Aiutatelo a trovare il suo oggetto transizionale

Un bambino piccolo non è in grado di tollerare a lungo la separazione dalla mamma; il fatto di non vederla per lungo tempo diventa fonte di angoscia perché teme che non tornerà più. Col passare del tempo il bambino impara che le cose che escono dal suo campo visivo non sono irrimediabilmente perse come crede, possono tornare e continuare a fornire lo stesso conforto di prima…mamma inclusa! per poter tollerare meglio il periodo di tempo che lo separa dal nuovo abbraccio della mamma, molti bambini (non tutti) si affezionano in modo particolarmente intenso ad un oggetto: un gioco, una bambola, una coperta, un maglioncino. Questo diventa il loro oggetto transizionale; una specie di “sostituto” toccabile, ciucciabile ed abbracciabile del legame con la mamma, il cui scopo è quello di rendere meno intollerabile la separazione…guai, quindi, a lavarli o a dimenticarli a casa quando si parte per le vacanze! Il fatto che il bambino si trovi un suo oggetto transizionale è assolutamente positivo; nel caso in cui il cucciolo sia ancora troppo piccolo per scegliersene uno da solo, potreste aiutarlo proponendogliene uno voi. Nel caso di un neonato, ad esempio, un aiuto concreto per il superamento delle lunghe ore notturne, in cui mamma e papà sono meno facilmente raggiungibili, potrebbe essere il posizionare un pupazzo o un fazzoletto nella culla; oggetto che i genitori si saranno tenuti nel lettone per un paio di notti in modo da fargli assorbire il loro odore. Sentire nel lettino il profumo di mamma e papà è estremamente confortante per i bambini più piccoli e li aiuta a rilassarsi. Nel caso di bambini più grandi che ancora non hanno scoperto il loro oggetto transizionale (alcuni bambini non ne faranno mai uso, ma non vuol dire che non vogliano bene a mamma o che abbiano qualcosa che non va), un modo per aituarli in questa impresa potrebbe essere chiedere a loro, quando vanno a letto, se c’è un gioco che quella notte potrebbe sentirsi da solo nel cestone e invitarlo a fare la nanna con lui…pian piano la scelta si ridurrà ad un oggetto ben preciso, che non avrà più bisogno di essere invitato nel lettino…ci si trasferirà definitivamente e correrà in soccorso del suo migliore amico anche nei momenti di maggiore crisi!

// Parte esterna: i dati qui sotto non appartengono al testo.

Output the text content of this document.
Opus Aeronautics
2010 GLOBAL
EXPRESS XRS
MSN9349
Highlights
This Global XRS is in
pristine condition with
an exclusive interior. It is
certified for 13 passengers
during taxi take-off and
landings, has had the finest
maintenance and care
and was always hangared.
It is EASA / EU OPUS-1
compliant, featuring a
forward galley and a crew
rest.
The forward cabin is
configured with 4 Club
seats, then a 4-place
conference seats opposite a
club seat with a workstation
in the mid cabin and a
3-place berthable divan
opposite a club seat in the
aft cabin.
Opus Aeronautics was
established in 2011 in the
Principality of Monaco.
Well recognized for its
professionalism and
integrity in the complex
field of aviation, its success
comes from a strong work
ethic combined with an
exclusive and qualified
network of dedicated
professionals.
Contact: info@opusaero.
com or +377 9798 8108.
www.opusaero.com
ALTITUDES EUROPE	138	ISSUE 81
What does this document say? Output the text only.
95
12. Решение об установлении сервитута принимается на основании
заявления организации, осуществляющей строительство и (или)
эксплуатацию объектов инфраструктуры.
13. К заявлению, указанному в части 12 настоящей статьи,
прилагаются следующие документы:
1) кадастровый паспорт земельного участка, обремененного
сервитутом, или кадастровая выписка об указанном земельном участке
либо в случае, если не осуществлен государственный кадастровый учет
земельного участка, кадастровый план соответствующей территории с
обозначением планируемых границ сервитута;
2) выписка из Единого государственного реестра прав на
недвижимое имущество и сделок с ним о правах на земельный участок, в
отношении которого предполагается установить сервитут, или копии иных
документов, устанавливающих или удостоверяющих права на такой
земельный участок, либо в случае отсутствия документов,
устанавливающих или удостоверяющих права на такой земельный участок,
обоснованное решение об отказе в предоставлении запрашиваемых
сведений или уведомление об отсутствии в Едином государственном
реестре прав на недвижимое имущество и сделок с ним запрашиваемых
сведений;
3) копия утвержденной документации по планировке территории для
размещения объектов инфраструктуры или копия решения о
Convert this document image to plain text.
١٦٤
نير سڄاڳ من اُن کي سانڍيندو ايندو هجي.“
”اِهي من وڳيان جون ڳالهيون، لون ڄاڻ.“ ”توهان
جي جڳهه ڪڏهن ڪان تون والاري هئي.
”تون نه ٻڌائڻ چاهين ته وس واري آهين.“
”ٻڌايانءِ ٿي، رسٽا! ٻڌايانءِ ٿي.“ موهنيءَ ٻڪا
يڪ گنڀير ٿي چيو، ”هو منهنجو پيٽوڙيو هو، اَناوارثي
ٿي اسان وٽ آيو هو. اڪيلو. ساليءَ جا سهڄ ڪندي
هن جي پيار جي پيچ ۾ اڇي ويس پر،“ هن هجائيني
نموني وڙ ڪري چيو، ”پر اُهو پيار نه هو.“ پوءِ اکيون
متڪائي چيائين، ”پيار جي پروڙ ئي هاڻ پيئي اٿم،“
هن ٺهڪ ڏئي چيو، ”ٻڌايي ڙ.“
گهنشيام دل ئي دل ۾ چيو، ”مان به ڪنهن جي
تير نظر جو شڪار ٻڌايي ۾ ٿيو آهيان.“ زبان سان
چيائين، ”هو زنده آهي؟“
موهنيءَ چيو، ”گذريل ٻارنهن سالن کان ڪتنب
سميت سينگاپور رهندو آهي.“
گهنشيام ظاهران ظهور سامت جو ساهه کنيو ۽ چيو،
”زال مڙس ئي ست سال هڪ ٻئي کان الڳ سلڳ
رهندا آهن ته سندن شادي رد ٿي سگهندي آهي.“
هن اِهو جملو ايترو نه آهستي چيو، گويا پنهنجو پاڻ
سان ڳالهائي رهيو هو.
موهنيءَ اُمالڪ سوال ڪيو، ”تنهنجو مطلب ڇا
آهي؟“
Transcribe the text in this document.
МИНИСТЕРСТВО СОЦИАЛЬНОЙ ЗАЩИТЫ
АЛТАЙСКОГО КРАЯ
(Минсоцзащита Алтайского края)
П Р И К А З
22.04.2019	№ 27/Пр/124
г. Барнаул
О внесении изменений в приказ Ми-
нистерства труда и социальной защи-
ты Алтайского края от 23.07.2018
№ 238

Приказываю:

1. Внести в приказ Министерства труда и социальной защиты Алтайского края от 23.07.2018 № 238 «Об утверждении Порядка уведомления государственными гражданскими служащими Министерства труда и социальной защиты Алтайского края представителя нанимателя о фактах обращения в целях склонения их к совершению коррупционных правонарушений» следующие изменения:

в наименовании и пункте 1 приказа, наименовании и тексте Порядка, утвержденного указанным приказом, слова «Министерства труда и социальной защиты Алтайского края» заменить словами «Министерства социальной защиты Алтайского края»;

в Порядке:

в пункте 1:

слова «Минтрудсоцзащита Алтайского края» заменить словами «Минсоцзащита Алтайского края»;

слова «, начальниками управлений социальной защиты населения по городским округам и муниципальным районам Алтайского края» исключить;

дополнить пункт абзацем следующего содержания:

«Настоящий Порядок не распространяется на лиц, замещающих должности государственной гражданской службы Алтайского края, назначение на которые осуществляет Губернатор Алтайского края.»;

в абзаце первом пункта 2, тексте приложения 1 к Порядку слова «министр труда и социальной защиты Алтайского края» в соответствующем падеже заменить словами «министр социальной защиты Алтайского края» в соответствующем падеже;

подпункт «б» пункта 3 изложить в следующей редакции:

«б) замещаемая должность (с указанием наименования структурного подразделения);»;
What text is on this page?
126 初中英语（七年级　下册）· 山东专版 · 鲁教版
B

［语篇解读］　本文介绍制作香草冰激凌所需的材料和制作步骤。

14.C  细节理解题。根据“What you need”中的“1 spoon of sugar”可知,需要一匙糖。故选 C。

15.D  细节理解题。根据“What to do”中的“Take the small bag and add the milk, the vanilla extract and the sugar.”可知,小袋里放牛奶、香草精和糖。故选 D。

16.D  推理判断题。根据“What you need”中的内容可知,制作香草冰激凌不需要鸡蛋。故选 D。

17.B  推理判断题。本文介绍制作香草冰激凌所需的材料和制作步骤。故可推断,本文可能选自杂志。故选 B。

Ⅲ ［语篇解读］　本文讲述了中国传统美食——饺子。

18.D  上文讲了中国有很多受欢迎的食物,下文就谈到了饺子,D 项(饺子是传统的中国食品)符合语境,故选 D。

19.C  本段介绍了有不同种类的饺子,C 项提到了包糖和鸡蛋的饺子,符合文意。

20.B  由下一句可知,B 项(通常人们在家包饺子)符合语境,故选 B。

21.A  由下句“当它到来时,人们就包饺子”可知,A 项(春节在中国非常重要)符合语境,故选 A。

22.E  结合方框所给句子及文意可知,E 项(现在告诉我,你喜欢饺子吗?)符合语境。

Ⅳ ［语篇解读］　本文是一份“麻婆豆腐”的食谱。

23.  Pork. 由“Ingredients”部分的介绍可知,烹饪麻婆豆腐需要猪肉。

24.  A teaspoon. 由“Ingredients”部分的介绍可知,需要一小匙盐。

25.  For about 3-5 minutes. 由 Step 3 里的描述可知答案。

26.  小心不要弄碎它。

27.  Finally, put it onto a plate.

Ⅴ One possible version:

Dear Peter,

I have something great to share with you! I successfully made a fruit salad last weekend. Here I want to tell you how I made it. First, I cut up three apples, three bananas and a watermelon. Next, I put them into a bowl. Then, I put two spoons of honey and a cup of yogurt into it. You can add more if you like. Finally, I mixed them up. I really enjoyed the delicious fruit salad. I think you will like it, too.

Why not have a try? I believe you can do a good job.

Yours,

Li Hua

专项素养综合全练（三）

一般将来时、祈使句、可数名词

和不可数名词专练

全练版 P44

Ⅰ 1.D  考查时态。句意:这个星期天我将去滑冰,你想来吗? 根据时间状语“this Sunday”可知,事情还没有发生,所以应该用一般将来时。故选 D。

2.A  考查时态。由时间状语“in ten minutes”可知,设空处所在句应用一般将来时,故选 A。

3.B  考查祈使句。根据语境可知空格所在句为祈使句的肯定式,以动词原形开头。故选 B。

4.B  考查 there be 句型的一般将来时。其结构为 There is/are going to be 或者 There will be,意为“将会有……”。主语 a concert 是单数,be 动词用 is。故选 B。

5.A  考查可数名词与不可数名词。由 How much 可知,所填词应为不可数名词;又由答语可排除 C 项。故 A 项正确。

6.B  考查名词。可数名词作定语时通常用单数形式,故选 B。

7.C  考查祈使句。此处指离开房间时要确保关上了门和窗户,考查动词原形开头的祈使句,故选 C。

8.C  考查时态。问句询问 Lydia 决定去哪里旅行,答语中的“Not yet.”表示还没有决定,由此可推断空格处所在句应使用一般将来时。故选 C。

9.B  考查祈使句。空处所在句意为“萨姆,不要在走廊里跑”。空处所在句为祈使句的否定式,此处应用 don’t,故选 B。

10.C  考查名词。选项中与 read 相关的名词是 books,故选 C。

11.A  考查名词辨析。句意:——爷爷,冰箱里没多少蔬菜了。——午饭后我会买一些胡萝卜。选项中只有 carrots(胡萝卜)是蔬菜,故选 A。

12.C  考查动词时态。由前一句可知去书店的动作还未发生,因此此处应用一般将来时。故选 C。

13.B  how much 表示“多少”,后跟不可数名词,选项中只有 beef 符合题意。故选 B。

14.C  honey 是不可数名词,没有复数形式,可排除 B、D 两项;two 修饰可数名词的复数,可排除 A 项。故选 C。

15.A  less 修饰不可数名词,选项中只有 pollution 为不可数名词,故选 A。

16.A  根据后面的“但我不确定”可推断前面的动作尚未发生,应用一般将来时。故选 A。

Sono perfettamente consapevole del fatto che questi non siano consigli risolutori, ma, come ripeto sempre, non esiste un “manuale della buona nanna”; esiste però la certezza del fatto che abbiamo a che fare con un bambino piccolo che ha bisogno del nostro aiuto e della nostra guida per poter capire, accettare e vivere serenamente un momento così complesso come la separazione per le lunghe ore notturne. Sta a noi genitori, per primi, assicurarci che il messaggio del “ora andiamo a letto” arrivi chiaro e inequivocabile al nostro bambino in modo da poter rendere questa faccenda rassicurante e, perché no, divertente. Se riusciamo a farlo sarà anche più facile isolare le notti in bianco, capirne le cause e lavorare per risolverle o, quantomeno, accettarle come episodi transitori e non viverle come battaglie.